The snowstorm is over, and Boston’s French Toast Alert System is down to two slices as residents continue to dig out. But just as street parking begins to clear, seemingly random items begin to appear in these spaces — a table, a trash can, a beach chair. Is it trash day, or are people just littering?
These oddball items are how Bostonians reserve their residential street parking spaces after spending hours digging them out after a major storm, reports WCVB. When the city declares a snow emergency, street parking is banned along major roads so that snowplows and emergency vehicles have access. People who live along these roads must find somewhere else to park, even if they have a resident permit to park there. If those residents live on a street where their car can still be parked curbside, after the storm is over, it’s time for them to dig out their car and the associated parking space (more than just the snow that’s fallen, snow plow leftovers may have buried their car).
Once that’s done, residents can drive their cars, hopefully returning to the parking space they just dug out — unless some lazy jerk who couldn’t bother to shovel out their own space has already parked there. To prevent this, people put items in the parking spaces they dig out to “reserve” them until they can park their cars there.
The dos and don’ts of Boston winter parking
This isn’t just common courtesy, but an officially sanctioned practice by the city. After all, Boston drivers are the worst, and the only way they’re going to be courteous is if the law requires them to. Fortunately for the rest of us, it also requires them to only use space savers during official snow emergencies and to remove them within 48 hours after the emergency ends.
What if someone does the unthinkable, moves a space saver and pakrs in the space anyway? The law only permits space savers to be used, so you can’t call the city and get the Masshole who stole your spot towed away. Common decency and peer pressure seem to keep most people in line, though. Vigilante justice takes care of the others. From CBS News:
“If I came back in an hour, when I was done with this, and someone parked in my spot? I probably would fill their car up with snow, so they would have to dig it out,” said Allston resident Patrick Farrell.

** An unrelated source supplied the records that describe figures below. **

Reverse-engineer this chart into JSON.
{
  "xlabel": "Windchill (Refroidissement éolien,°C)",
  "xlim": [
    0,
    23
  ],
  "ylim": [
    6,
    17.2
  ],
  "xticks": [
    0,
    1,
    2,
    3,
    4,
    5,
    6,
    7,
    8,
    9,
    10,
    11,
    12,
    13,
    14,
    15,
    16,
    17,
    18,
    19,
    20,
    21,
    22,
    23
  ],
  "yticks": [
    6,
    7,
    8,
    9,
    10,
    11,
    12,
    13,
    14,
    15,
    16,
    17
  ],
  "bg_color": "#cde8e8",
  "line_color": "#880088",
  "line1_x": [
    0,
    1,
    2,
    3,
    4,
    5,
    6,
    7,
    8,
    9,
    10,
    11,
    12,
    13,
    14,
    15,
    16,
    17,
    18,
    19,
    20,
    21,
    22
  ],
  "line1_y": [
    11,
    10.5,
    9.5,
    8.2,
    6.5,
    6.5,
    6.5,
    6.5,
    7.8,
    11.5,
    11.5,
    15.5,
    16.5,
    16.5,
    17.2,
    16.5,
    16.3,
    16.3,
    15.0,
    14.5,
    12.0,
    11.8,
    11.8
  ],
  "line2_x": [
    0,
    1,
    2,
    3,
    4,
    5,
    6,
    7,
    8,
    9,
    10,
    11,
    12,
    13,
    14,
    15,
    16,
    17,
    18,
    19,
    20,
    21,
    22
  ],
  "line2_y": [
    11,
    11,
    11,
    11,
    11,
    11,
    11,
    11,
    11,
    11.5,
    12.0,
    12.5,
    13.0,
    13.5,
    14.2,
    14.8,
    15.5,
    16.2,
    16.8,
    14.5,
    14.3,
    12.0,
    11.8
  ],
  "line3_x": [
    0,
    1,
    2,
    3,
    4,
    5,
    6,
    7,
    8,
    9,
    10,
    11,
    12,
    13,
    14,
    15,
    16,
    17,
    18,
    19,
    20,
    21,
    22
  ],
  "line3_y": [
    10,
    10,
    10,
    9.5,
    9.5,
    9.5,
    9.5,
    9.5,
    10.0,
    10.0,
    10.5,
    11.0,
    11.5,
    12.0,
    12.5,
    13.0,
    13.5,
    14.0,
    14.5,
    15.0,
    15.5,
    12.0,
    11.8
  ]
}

This is probably the tamest retribution one can expect for violating this most sacred pact. Another resident left a note on a chair threatening to break the windows of any car that parked there. Anyone who’s ever watched a Bruins game knows Bostonians don’t back down from a fight. It’s a practice that dates back to the Boston Massacre, which helped spark the American Revolution. You’re welcome. Now gimme my Dunkin’ iced coffee.